Wenn der Kandidat auf dem Wahlzettel fehlt
01.09.2009 | 15:28 Uhr 2009-09-01T15:28:00+0200
Olsberg. Auf dem Wahlzettel in Olsberg-Wiemeringhausen war der Kandidat der Grünen nicht zu finden. Ein Parteikollege stand stattdessen auf dem Blatt Papier. Das Brisante: Den Grünen fehlen gemeinsam mit der SPD nur sechs oder sieben Stimmen, um die CDU-Mehrheit im Ort zu brechen.
Sonntag gegen 17.40 Uhr betritt Franz-Josef Weigand die Wahlkabine. Ankreuzen will er dort, wo er es immer macht. „Halt, da stimmt doch was nicht.” Der Stadtratskandidat der Grünen in Olsberg-Wiemeringhausen reibt sich verwundert die Augen. Auf dem Zettel ist sein Name nirgendwo vermerkt. Dafür aber Fraktionskollege Tallet Durguter, der in Wiemeringhausen lebt, aber in Olsberg-Assinghausen kandidiert.
Ein schlechter Scherz?
Weigand glaubt zunächst an einen schlechten Scherz und geht zum Wahlvorstand. Mit ungläubigem Staunen wird das Papier mit dem Original-Stimmzettel verglichen. Tatsächlich. Ein falscher Name! Das Rathaus wird informiert. Doch kurz vor Toresschluss ist nichts mehr zu ändern. Die Stimmzettel werden weitergeleitet und ausgezählt.
Zuvor hat Weigand allerdings noch sein Kreuzchen gemacht. „An der Stelle meines Kollegen. Mir blieb ja nichts anderes übrig.” Dass der Fauxpas niemandem vorher aufgefallen ist, stimmt ihn nachdenklich. „Erst später haben mir einige Leute gesagt, dass ihnen der Name etwas komisch vorgekommen sei. Aber letztlich habe er ja an der Stelle der Grünen gestanden.”
Das ist ein Unding
Bruder Karl-Heinz Weigand, Ortsvereinsvorsitzender der Grünen, spricht von einem Unding. „So etwas darf nicht passieren.” Elmar Reuter, Noch-Bürgermeister und Wahlleiter, ist die Angelegenheit sichtlich unangenehm. „Es sind irrtümlich zwei unterschiedliche Wahlzettel gedruckt worden und dann in Umlauf gekommen.”
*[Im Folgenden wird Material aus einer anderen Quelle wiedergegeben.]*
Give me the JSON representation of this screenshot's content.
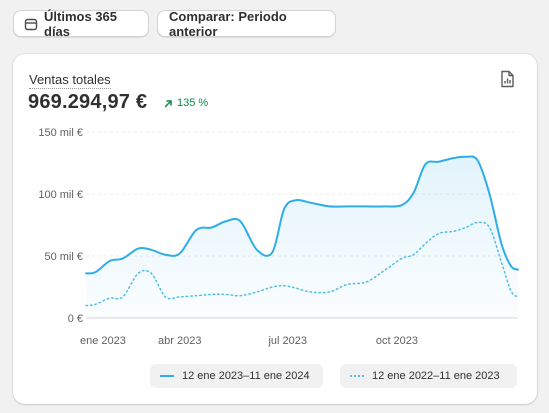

Am Mittwoch tagt der Wahlausschuss und wird über die Gültigkeit entscheiden. Fest steht, dass die Stimmen im gesamten Stadtgebiet noch einmal neu ausgezählt werden. „Der Wahlvorgang kann angefochten werden”, so Reuter. Daher wäre auch eine Wiederholung in Wiemeringhausen denkbar.
Neuauszählung
Ortsvereins-Chef Weigand will die Neuauszählung abwarten. „Wir wissen ja noch gar nicht, wieviele falsche Zettel abgegeben wurden oder ob es auch in anderen Bereichen Unregelmäßigkeiten gegeben hat. Bei einem oder zwei Fehldrucken ist das Ganze sicherlich nicht so dramatisch.”
Pikant: SPD und Grünen fehlen im Dorf nur sechs oder sieben Stimmen, um die CDU-Mehrheit zu brechen. In einer Zählgemeinschaft, so erste Überlegungen, könnten beide Fraktionen bei entsprechendem Ergebnis einen eigenen Ortsvorsteher vorschlagen. SPD und Grüne hatten im Vorfeld angekündigt, dass sie den parteilosen Amtsinhaber Hubertus Moos unterstützen würden. Die CDU hat sich bis dato noch auf keinen eigenen Kandidaten festgelegt.
Was der neue Bürgermeister sagt
Der neue Bürgermeister Wolfgang Fischer: „Eine Wahlwiederholung sollte man sich gut überlegen.” Einen Ortsvorsteher benenne zudem nicht eine Zählgemeinschaft, sondern die Partei mit den meisten Stimmen.
16:19
Wer in Olsberg auch immer den Mist gebaut hat, er kann einem leid tun, den der alte und neue Bürgermeister sind ein klein wenig verstimmt. Das Herr Fischer einer Neuwahl in Wiemeringhausen mit gemischten Gefühlen entgegen sieht ist verständlich. Und da man seinen Äußerungen entnehmen kann, das er den Wunsch der Dorfbewohner bei der Wahl des neuen/alten Ortsvorstehers ignorieren wird, könnte es nach einer neuen Wahl ein böses Erwachen geben. Was sagte er am Sonntag Abend noch „ich möchte ein Rad im Getriebe sein“. Aber in Olsberg gibt es viele Sandkörner.
13:12
Wahlbetrug würde doch in der BRD nie vorkommen....echt jetzt?